Thank you for your time.
TLS definition from wikipedia:
The TLS protocol aims primarily to provide privacy and data integrity between two or more communicating computer applications ... TLS supports many different methods for exchanging keys, encrypting data, and authenticating message integrity.
It is used by k8s control plane for encrypting data in trasit. Encryption in transit protects your data if communications are intercepted while data moves between client and server. In case of k8s, e.g. kubelet or controller manager are usually clients and api-server is considered a server.
I am not sure if you can do this (not use it). I think its use is enforced by k8s components. All you can do is to ignore certificate validation.

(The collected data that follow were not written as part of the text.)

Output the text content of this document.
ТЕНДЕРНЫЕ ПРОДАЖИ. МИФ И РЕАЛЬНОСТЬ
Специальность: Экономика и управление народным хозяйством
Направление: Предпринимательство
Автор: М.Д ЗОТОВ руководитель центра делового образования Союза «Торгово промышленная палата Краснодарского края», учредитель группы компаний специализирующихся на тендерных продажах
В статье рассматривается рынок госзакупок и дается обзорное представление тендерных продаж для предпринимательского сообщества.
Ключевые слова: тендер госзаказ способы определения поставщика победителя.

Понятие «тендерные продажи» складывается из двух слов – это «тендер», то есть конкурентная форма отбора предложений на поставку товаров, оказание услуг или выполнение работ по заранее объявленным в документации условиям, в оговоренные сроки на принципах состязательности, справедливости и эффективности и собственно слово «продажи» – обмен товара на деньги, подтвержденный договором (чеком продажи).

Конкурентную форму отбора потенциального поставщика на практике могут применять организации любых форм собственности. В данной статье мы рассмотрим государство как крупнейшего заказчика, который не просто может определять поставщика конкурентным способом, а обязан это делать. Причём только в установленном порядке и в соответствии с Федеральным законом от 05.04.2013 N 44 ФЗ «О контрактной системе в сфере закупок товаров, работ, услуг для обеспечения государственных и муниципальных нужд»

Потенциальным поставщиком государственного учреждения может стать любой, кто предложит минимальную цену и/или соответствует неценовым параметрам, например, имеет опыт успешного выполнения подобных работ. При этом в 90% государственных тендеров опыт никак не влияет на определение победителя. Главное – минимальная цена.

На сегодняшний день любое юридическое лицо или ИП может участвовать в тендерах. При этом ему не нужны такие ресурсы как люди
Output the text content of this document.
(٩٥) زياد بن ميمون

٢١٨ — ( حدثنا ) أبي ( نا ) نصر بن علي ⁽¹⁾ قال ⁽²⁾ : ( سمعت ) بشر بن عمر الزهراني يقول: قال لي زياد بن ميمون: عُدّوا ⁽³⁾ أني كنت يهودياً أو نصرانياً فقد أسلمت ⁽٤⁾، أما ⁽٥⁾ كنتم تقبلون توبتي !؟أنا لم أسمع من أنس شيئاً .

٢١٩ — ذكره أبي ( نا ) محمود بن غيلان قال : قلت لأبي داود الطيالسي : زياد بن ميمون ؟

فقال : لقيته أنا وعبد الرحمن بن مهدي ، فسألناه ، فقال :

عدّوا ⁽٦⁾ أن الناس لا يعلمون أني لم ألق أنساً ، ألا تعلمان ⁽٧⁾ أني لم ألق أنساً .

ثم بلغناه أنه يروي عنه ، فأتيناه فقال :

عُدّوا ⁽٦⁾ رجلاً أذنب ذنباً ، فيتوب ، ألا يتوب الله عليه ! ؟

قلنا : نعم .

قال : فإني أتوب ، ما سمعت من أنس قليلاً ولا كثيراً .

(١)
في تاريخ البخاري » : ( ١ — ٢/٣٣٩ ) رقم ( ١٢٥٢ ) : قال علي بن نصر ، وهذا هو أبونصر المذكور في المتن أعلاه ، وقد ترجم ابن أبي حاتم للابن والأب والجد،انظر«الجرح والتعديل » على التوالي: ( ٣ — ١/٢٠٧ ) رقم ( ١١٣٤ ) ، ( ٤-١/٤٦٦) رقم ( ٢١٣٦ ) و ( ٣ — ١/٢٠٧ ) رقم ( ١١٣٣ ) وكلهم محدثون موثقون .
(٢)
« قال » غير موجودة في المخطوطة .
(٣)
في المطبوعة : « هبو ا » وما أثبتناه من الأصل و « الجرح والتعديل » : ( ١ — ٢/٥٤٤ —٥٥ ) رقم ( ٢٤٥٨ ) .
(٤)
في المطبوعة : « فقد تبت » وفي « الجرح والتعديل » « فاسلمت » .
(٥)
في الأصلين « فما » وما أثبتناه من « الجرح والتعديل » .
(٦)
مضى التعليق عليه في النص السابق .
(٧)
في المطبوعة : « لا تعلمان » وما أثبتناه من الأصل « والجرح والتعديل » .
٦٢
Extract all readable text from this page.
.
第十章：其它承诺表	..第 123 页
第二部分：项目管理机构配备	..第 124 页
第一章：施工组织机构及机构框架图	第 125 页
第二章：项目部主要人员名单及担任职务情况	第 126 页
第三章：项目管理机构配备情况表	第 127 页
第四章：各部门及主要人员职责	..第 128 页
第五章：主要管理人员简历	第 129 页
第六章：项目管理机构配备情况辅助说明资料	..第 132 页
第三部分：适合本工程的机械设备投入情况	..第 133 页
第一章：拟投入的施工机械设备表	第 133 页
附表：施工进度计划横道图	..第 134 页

But let's imagine for now that you managed to bootstrap a cluster without tls and all communcation is now plaintext based (meaning there is no encryption). Now if I manage to intercept the communication, I (malicious actor) can see what you are sending to the cluster. And since there is no mechanism to enforce data integrity, I can change this data to anything I want and pass it forward. You would have no way to check if you are exchanging data with the cluster or with me and if I am altering the data, adding malicious code or else.
Additionally, tls certificates are used by k8s components for authentication purpouses. This means that e.g. in order for kubelet to join the cluster it needs to prove that it is allowed to do this by showing it has a valid certificate, signed by known authority (this usually means selfsigned). You woudln't be able to verify that the kubelet is yours and that is's not some malicious kubelet I joined to your cluster.